Présentation du service CFC
Le tribunal judiciaire de Paris compte plusieurs pôles spécialisés de l’instruction dont le pôle financier composé de deux services : le service économique et financier (SEF) et le service de la criminalité financière et cybercriminalité (CFC). Anciennement dénommé service de la délinquance astucieuse, celui-ci a pris sa dénomination actuelle en septembre 2020 et vu ses effectifs de magistrats portés à 10. Cette période correspond également à l’année de mise en place, au sein du tribunal judiciaire de Paris, de la Juridiction nationale de lutte contre la criminalité organisée (JUNALCO) dont le service CFC est une des composantes.

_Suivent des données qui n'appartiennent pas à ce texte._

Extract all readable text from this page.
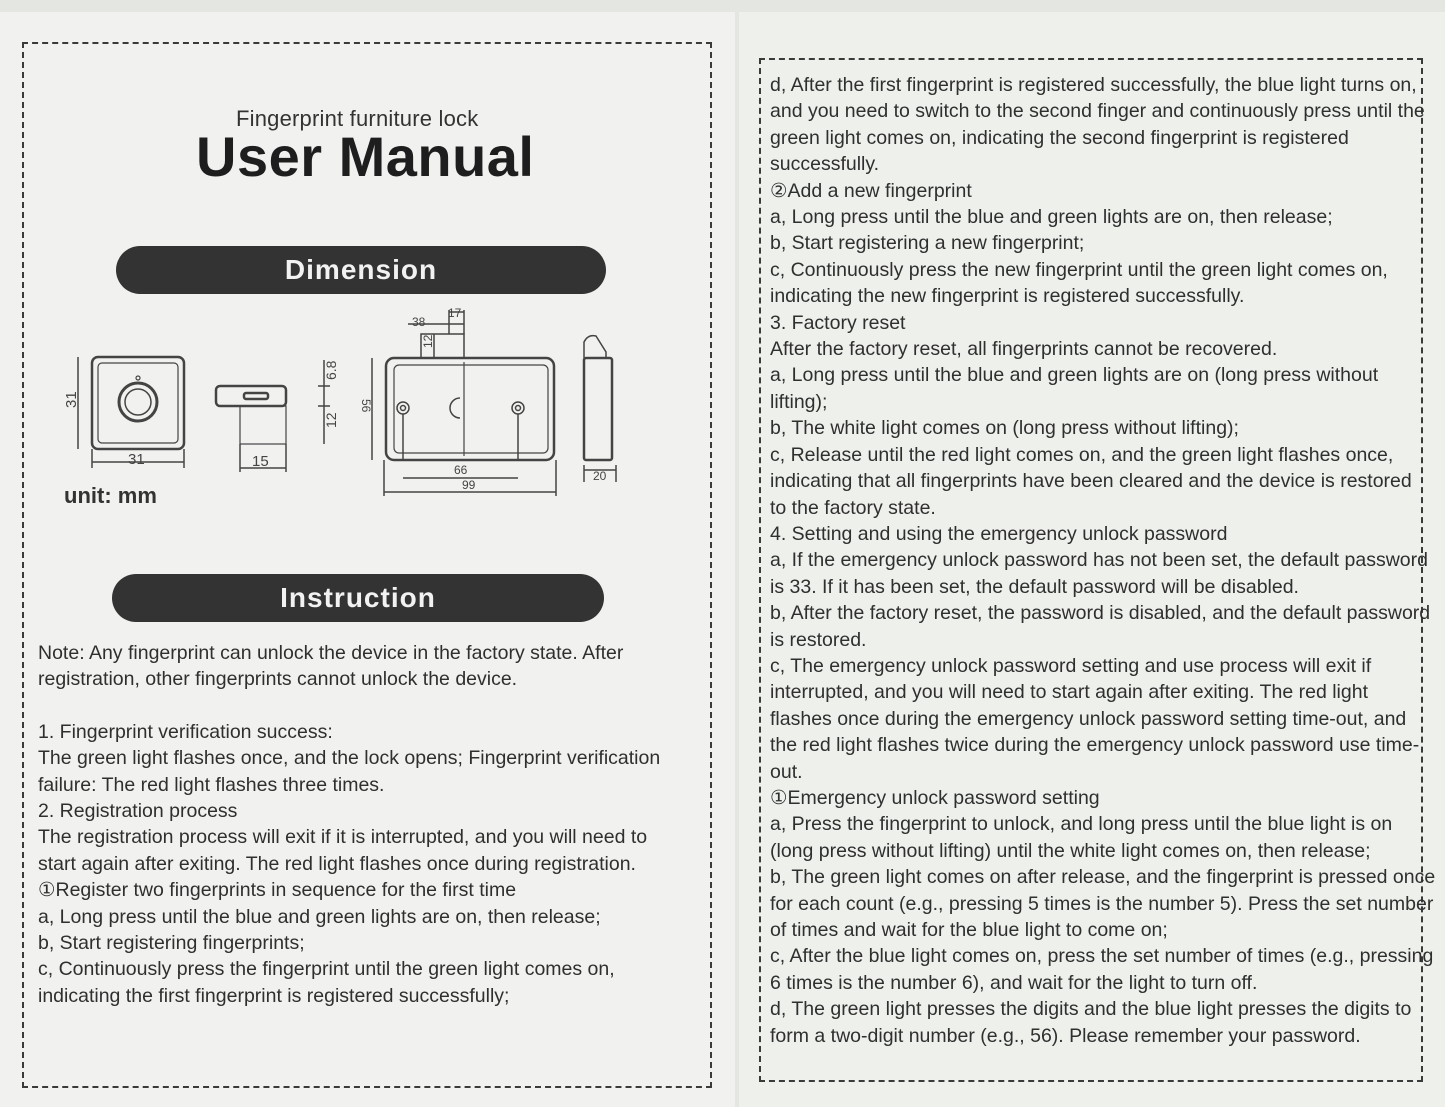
Fingerprint furniture lock
User Manual
Dimension
31
31	15
6.8
12
38
17
12
56
66
99
20
unit: mm
Instruction

Note: Any fingerprint can unlock the device in the factory state. After

registration, other fingerprints cannot unlock the device.

1. Fingerprint verification success:

The green light flashes once, and the lock opens; Fingerprint verification

failure: The red light flashes three times.

2. Registration process

The registration process will exit if it is interrupted, and you will need to

start again after exiting. The red light flashes once during registration.

①Register two fingerprints in sequence for the first time

a, Long press until the blue and green lights are on, then release;

b, Start registering fingerprints;

c, Continuously press the fingerprint until the green light comes on,

indicating the first fingerprint is registered successfully;

d, After the first fingerprint is registered successfully, the blue light turns on,

and you need to switch to the second finger and continuously press until the

green light comes on, indicating the second fingerprint is registered

successfully.

②Add a new fingerprint

a, Long press until the blue and green lights are on, then release;

b, Start registering a new fingerprint;

c, Continuously press the new fingerprint until the green light comes on,

indicating the new fingerprint is registered successfully.

3. Factory reset

After the factory reset, all fingerprints cannot be recovered.

a, Long press until the blue and green lights are on (long press without

lifting);

b, The white light comes on (long press without lifting);

c, Release until the red light comes on, and the green light flashes once,

indicating that all fingerprints have been cleared and the device is restored

to the factory state.

4. Setting and using the emergency unlock password

a, If the emergency unlock password has not been set, the default password

is 33. If it has been set, the default password will be disabled.

b, After the factory reset, the password is disabled, and the default password

is restored.

c, The emergency unlock password setting and use process will exit if

interrupted, and you will need to start again after exiting. The red light

flashes once during the emergency unlock password setting time-out, and

the red light flashes twice during the emergency unlock password use time-

out.

①Emergency unlock password setting

a, Press the fingerprint to unlock, and long press until the blue light is on

(long press without lifting) until the white light comes on, then release;

b, The green light comes on after release, and the fingerprint is pressed once

for each count (e.g., pressing 5 times is the number 5). Press the set number

of times and wait for the blue light to come on;

c, After the blue light comes on, press the set number of times (e.g., pressing

6 times is the number 6), and wait for the light to turn off.

d, The green light presses the digits and the blue light presses the digits to

form a two-digit number (e.g., 56). Please remember your password.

L’évolution récente du vocabulaire et l’ajout de la cybercriminalité dans la désignation du service en 2020 soulignent d’une part l’évolution de l’appréhension du phénomène de la délinquance économique et financière et d’autre part l’émergence d’un nouveau contentieux lié aux risques du numérique dans la sphère d’intervention de la justice, ces deux secteurs étant étroitement liés. En effet, le risque cyber, à savoir l’ensemble des risqués liés à l’usage des technologies numériques, et la criminalité financière se rejoignent à plusieurs titres et vont de pair avec la digitalisation de l’économie.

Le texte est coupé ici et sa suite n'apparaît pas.